The corporate resolution does not resolve the case against Sandgaard and Lucsok.

The indictment accuses Sandgaard and Lucsok of conspiracy to commit health care fraud, mail fraud and securities fraud, along with multiple related counts. Prosecutors allege they helped generate millions in payments from government and private insurers while giving investors a misleading sense of how reliable the company’s revenue stream was.

The charging document describes the conduct as “a scheme to defraud federal and private health care benefit programs.”

Court records show the indictment was filed under seal in mid January and unsealed shortly afterward.
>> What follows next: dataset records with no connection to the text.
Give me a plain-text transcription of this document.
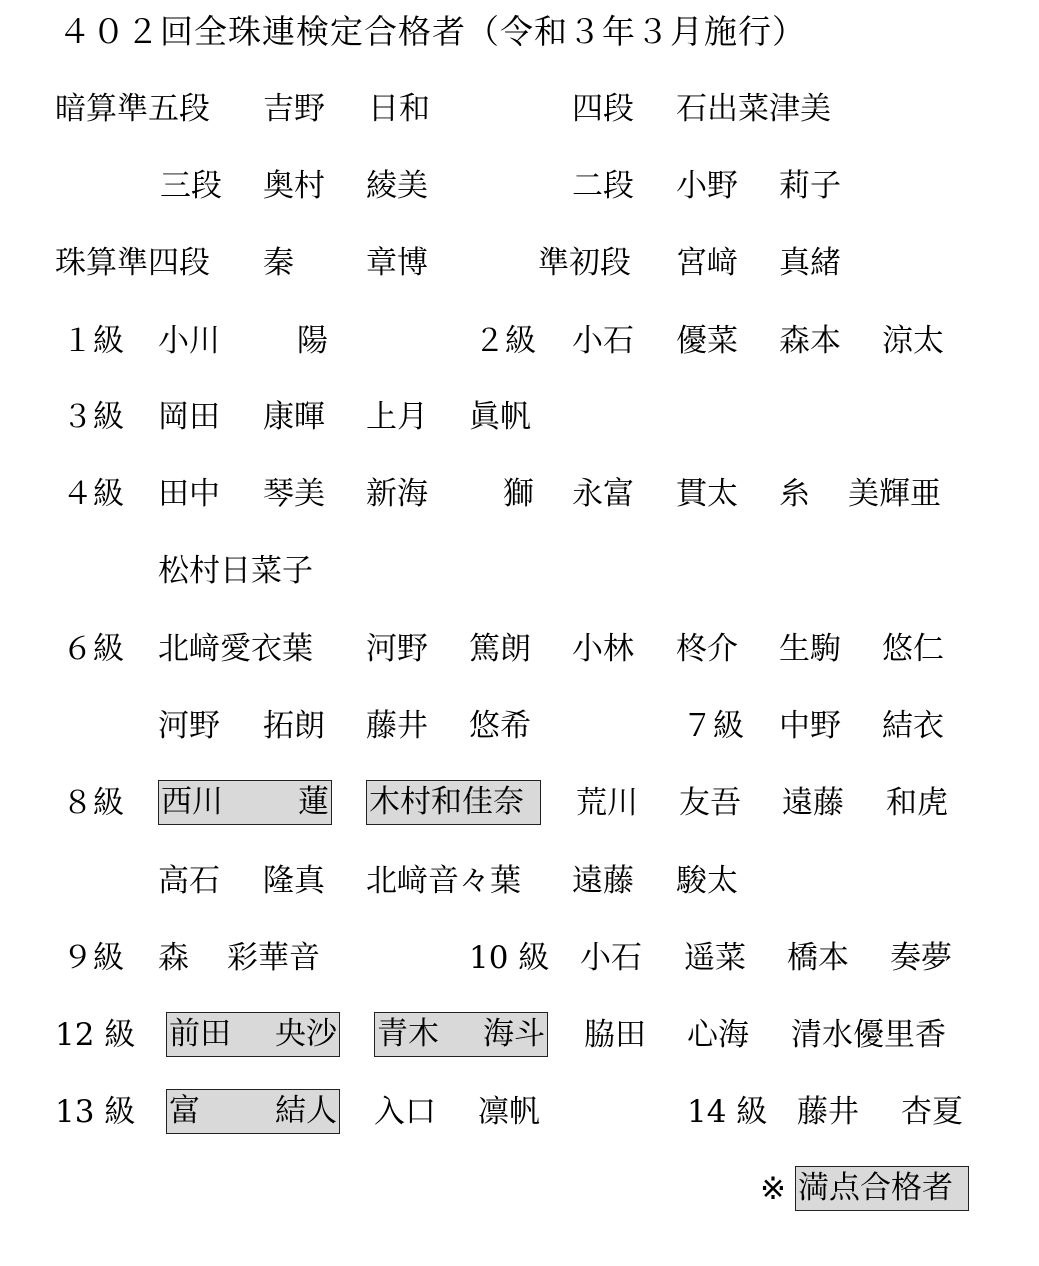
４０２回全珠連検定合格者（令和３年３月施行）
暗算準五段 吉野 日和	四段 石出菜津美
三段 奥村 綾美	二段 小野 莉子
珠算準四段 秦 章博	準初段 宮﨑 真緒
１級 小川 陽	２級 小石 優菜 森本 涼太
３級 岡田 康暉 上月 眞帆
４級 田中 琴美 新海 獅 永富 貫太 糸 美輝亜
松村日菜子
６級 北﨑愛衣葉 河野 篤朗 小林 柊介 生駒 悠仁
河野 拓朗 藤井 悠希	７級 中野 結衣
８級 西川 蓮 木村和佳奈	荒川 友吾 遠藤 和虎
高石 隆真 北﨑音々葉 遠藤 駿太
９級 森 彩華音	10 級 小石 遥菜 橋本 奏夢
12 級 前田 央沙 青木 海斗 脇田 心海 清水優里香
13 級 富 結人 入口 凛帆	14 級 藤井 杏夏
※ 満点合格者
Sandgaard was arrested in Colorado following the unsealing.

For now, the charges are just that — allegations that prosecutors will have to prove in federal court.

What It Means in Englewood

At Zynex’s headquarters in Englewood, operations continue. Devices are still manufactured and distributed. Employees still report to work.

The company remains in business, but now under federal oversight, with nearly 100 million dollars in unpaid claims it has agreed to forfeit. Prosecutors say those claims stemmed from billing practices that violated TRICARE rules.

The agreement allows Zynex to avoid criminal charges if it meets the conditions laid out by federal authorities. Meanwhile, the case against Sandgaard and Lucsok moves forward in federal court.

For a firm that once counted TRICARE as a major revenue source, the legal battle is no longer about reimbursement disputes. It is about whether prosecutors can prove the billing practices crossed into fraud.